The error in the log is unrelated I guess:
[Tue Nov 17 20:41:41 2015] [error] [client 61.126.190.15] PHP Notice:  A session had already been started - ignoring session_start() in /var/www/commentics/hellokitty_admin/index.php on line 27, referer: http://fcc.hellokitty.vg/comments/hellokitty_admin/

From the access log:
61.126.190.15 - - [17/Nov/2015:20:41:41 +0900] "POST /comments/hellokitty_admin/index.php?page=dashboard HTTP/1.1" 302 25 "http://fcc.hellokitty.vg/comments/hellokitty_admin/" "Mozilla/5.0 (Macintosh; Intel Mac OS X 10_11_1) AppleWebKit/537.36 (KHTML, like Gecko) Chrome/46.0.2490.86 Safari/537.36"

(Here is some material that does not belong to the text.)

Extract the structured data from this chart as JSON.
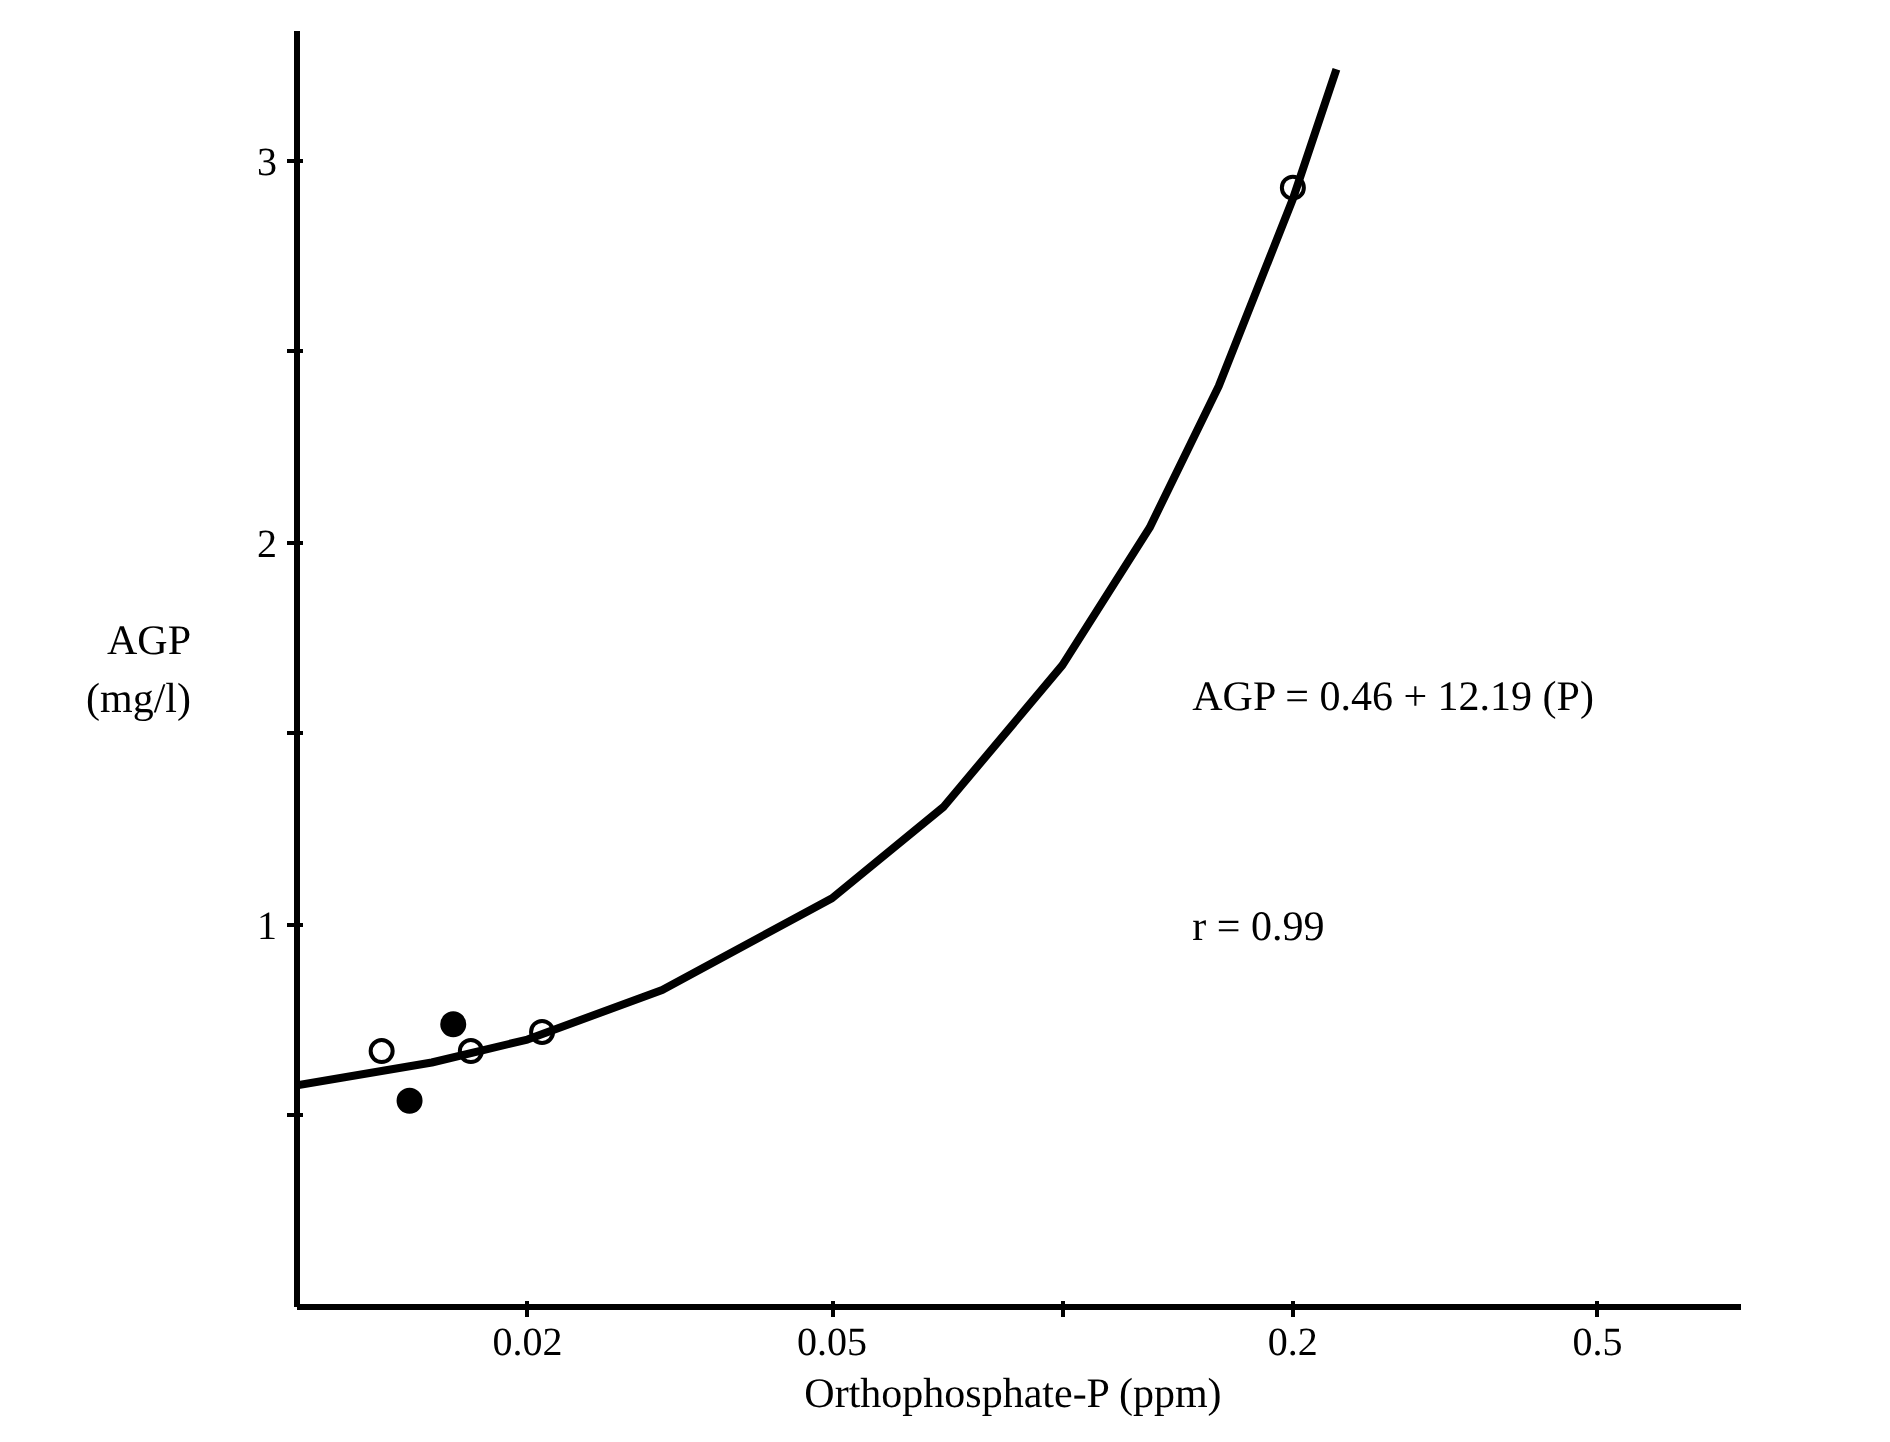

61.126.190.15 - - [17/Nov/2015:20:41:41 +0900] "GET /comments/hellokitty_admin/index.php?page=dashboard HTTP/1.1" 200 574 "http://fcc.hellokitty.vg/comments/hellokitty_admin/" "Mozilla/5.0 (Macintosh; Intel Mac OS X 10_11_1) AppleWebKit/537.36 (KHTML, like Gecko) Chrome/46.0.2490.86 Safari/537.36"

[Steven]

The reason I said it sounds like a hosting issue is because when you log in using the correct username and password it tries to create a session. Every login issue on this forum has been because of sessions not working properly on the user's server. That error (or notice) is saying that a session is already started, so I assume you have "session.auto_start" configured to on in your (or Amazon's) hosting setup. It's turned off by default. So I question whether a session is actually available for Commentics to use. Secondly, a 403 forbidden error is a hosting issue, usually as a result of a .htaccess rule.

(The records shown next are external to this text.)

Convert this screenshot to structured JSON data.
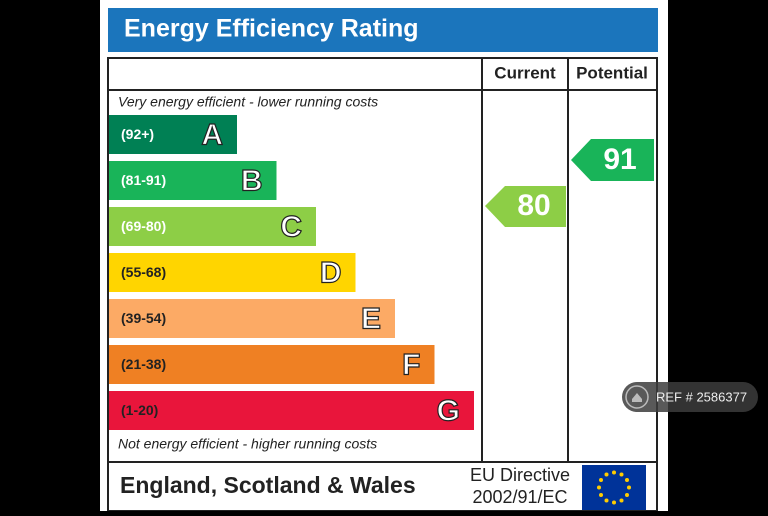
{
  "header": {
    "title": "Energy Efficiency Rating"
  },
  "columns": {
    "current": "Current",
    "potential": "Potential"
  },
  "top_note": "Very energy efficient - lower running costs",
  "bottom_note": "Not energy efficient - higher running costs",
  "bands": [
    {
      "range": "(92+)",
      "letter": "A",
      "color": "#008054"
    },
    {
      "range": "(81-91)",
      "letter": "B",
      "color": "#19b459"
    },
    {
      "range": "(69-80)",
      "letter": "C",
      "color": "#8dce46"
    },
    {
      "range": "(55-68)",
      "letter": "D",
      "color": "#ffd500"
    },
    {
      "range": "(39-54)",
      "letter": "E",
      "color": "#fcaa65"
    },
    {
      "range": "(21-38)",
      "letter": "F",
      "color": "#ef8023"
    },
    {
      "range": "(1-20)",
      "letter": "G",
      "color": "#e9153b"
    }
  ],
  "ratings": {
    "current": {
      "value": 80,
      "color": "#8dce46"
    },
    "potential": {
      "value": 91,
      "color": "#19b459"
    }
  },
  "footer": {
    "region": "England, Scotland & Wales",
    "directive_line1": "EU Directive",
    "directive_line2": "2002/91/EC"
  },
  "overlay": {
    "ref": "REF # 2586377"
  }
}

If you try using the file in this thread then it should help to determine what's happening:

https://www.commentics.org/forum/showthr...91#pid4491

[raybo]

Here are my php.ini settings:
session.use_cookies = 1
session.cookie_secure = 1
session.use_only_cookies = 1
session.name = PHPSESSID
session.auto_start = 1
session.cookie_lifetime = 60

I figured out the 403 error is a fake error, I found just about every directory has an index.html file that returns a page saying access denied. I am assuming that is to protect people that have not disabled directory browsing.

A couple of the websites I run on this server use PHP sessions, so I have had the session config for a couple years now.

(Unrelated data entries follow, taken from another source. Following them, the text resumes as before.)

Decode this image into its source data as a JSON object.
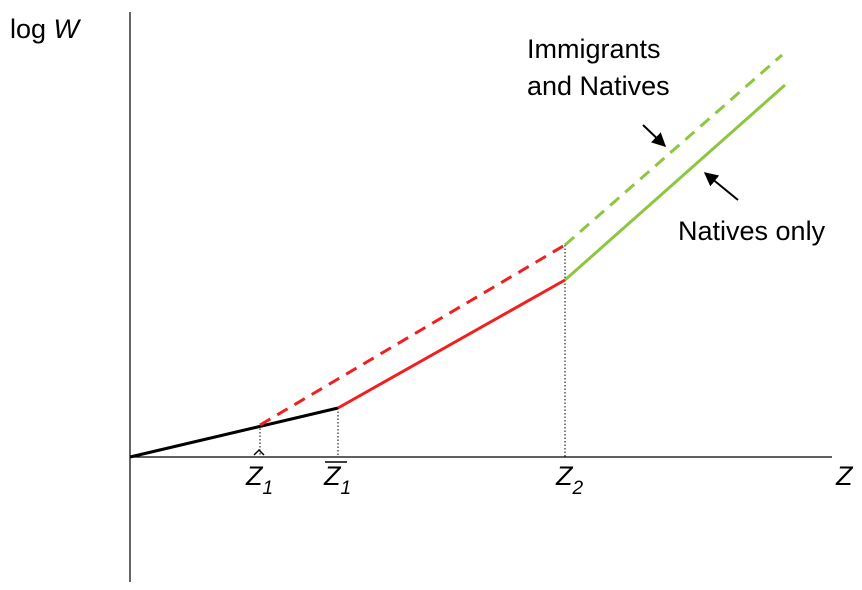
{
  "y_axis_label": {
    "prefix": "log",
    "variable": "W"
  },
  "x_axis_label": "Z",
  "thresholds": [
    {
      "symbol": "Z",
      "subscript": "1"
    },
    {
      "symbol": "Z",
      "subscript": "1"
    },
    {
      "symbol": "Z",
      "subscript": "2"
    }
  ],
  "annotations": {
    "immigrants_and_natives": [
      "Immigrants",
      "and Natives"
    ],
    "natives_only": "Natives only"
  }
}
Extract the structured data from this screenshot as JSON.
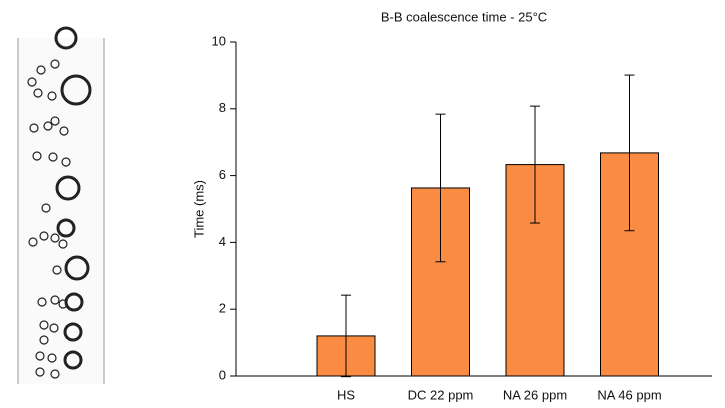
{
  "chart_data": {
    "type": "bar",
    "title": "B-B coalescence time - 25°C",
    "y_label": "Time (ms)",
    "categories": [
      "HS",
      "DC 22 ppm",
      "NA 26 ppm",
      "NA 46 ppm"
    ],
    "values": [
      1.2,
      5.63,
      6.33,
      6.68
    ],
    "errors": [
      1.22,
      2.21,
      1.75,
      2.33
    ],
    "color": "#f98b43",
    "ylim": [
      0,
      10
    ],
    "yticks": [
      0,
      2,
      4,
      6,
      8,
      10
    ]
  }
}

If I try to access any of the images in the image directory or files in agreement/english/ those all work, so I think that tells me that the web server setup is OK.

In the top level directory, there is an index.php, that either finds the installer and runs it or gives you the fake 403 error, is this supposed to be replaced in the installation process?

Thank you,
--Ray

[raybo]

OK, I finally found the issue, I installed on another server and it worked, so I copied the php.ini file over and the original started working. Next I compared the files and over a couple hours was finally able to find the offending line:
session.cookie_secure = 1 changing the 1 to a 0 and all was well.

[Steven]

Okay, good to hear it's working and thanks for letting me know the issue. The next version has a php.ini file in the /admin/ directory so I'll add that directive to it which should hopefully prevent this problem in the future.